Sometimes I cry. The triggers are mostly mundane — over a diaper change, thrown meal, or simply mirroring the cries of my children. The isolation threatens to swallow us as we shelter in place. We miss friends, playdates, and spending an afternoon at the jungle gym.
I find myself thinking back to a couple of years ago. I was in New York City and harbored life inside me for the third time. One evening I commuted home on the New Jersey Transit train, naturally resting my hand on the hilly landscape of my belly. I had recently handed over my resignation with the intent to leave the career I had worked towards for nearly fifteen years. Up to that point it was the one thing I was proud of in my life. I settled into a window seat, then looked out. What I saw startled me. Looking back at me was the woman I didn’t want to become: my mother. The mother who wished to be an artist but kept having children. I looked and looked and all I saw was her, a woman whose dreams were laid aside as she accepted the gender roles of cooking, cleaning, and tending children.
Through a clenched jaw, she had dealt with my alcoholic father until he threatened her life with his work-worn hands. As a teenager I made a promise to myself that I would not become my mother. I knew our circumstances were vastly different, my marriage no comparison to my parents’, yet my fear was etched deeply and interwoven into my interior being. When I glanced out the train window, the truth glared back. Mother. I was her; she was me. Eyes with dark crescent-moon circles, a translucent face, and solemn bewilderment. I wondered as my unborn daughter fluttered inside, had I made a mistake leaving my career behind?
Now that COVID-19 is on the rise and school uncertain, I have an unwavering instinct that Zoom education will not be a fit for my children. My son told his first lie during the spring quarter, shutting the computer saying his class was over. Later, I read a note from his teacher informing me of no schedule change, his lie a poignant marker. I fear a detachment from nature, loss of tactile skills, and too much screen time. I know with certainty what I must do.
I will homeschool.
My husband agrees. By midsummer, I unenroll our first-grade son from elementary school and purchase our new curriculum.
Together we all make a sign, naming our class The Mommy School. The kids hang it on the door of my husband’s former office. He now works from our guest room. In the beginning there is yelling over reading resistance and my youngest daughter pulls my arms during lessons, only to tantrum in despair moments later when I cannot give her attention. Even so, we make progress.

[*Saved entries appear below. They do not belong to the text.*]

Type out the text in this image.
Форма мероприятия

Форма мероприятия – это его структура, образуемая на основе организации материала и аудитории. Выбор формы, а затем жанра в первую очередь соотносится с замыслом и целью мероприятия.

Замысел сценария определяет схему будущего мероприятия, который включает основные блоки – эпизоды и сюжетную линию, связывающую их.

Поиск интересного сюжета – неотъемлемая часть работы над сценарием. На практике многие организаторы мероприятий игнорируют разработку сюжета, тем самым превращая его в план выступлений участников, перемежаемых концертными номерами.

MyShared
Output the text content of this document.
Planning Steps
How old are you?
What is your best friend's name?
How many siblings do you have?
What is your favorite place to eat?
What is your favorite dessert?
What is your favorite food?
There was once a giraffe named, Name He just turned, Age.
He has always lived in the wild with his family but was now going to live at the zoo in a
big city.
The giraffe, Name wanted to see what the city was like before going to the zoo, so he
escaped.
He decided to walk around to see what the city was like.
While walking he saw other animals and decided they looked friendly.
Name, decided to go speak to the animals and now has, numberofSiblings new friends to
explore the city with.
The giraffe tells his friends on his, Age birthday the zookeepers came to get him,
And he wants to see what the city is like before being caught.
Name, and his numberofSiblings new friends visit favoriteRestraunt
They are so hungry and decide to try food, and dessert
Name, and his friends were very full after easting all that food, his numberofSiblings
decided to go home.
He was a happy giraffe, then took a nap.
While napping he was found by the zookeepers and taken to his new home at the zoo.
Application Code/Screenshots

We adjust our schedule allowing time for individual lessons. My husband takes my daughter on walks in her pink car while he’s on phone meetings. By the second month, my oldest is reading independently and breezes through first-grade math. I am in awe of how quickly they learn, and it is as if I am seeing my children for the first time.
Looking back at the mother I was on the train, I recognize the uncertainty of my life’s purpose, an insecurity deep-seated even as I have come forth on the other side. Nonetheless, I do not wallow in the shadows of my past. I am exposed to the rawness of motherhood, my perspective a baptismal surrendering.
Suddenly, reading for hours while sitting in the grass, placing a Band-Aid upon the skinned knee of a new bike rider, or crouching in the dirt for twenty minutes to watch the leaf-cutters, are moments of profound pause.
Furrowed within the pandemic, my lost soul surfaces. I bend down and scoop it up like an object found floating in the stream, for only now do I see the reflection of myself as my children view me, Mother.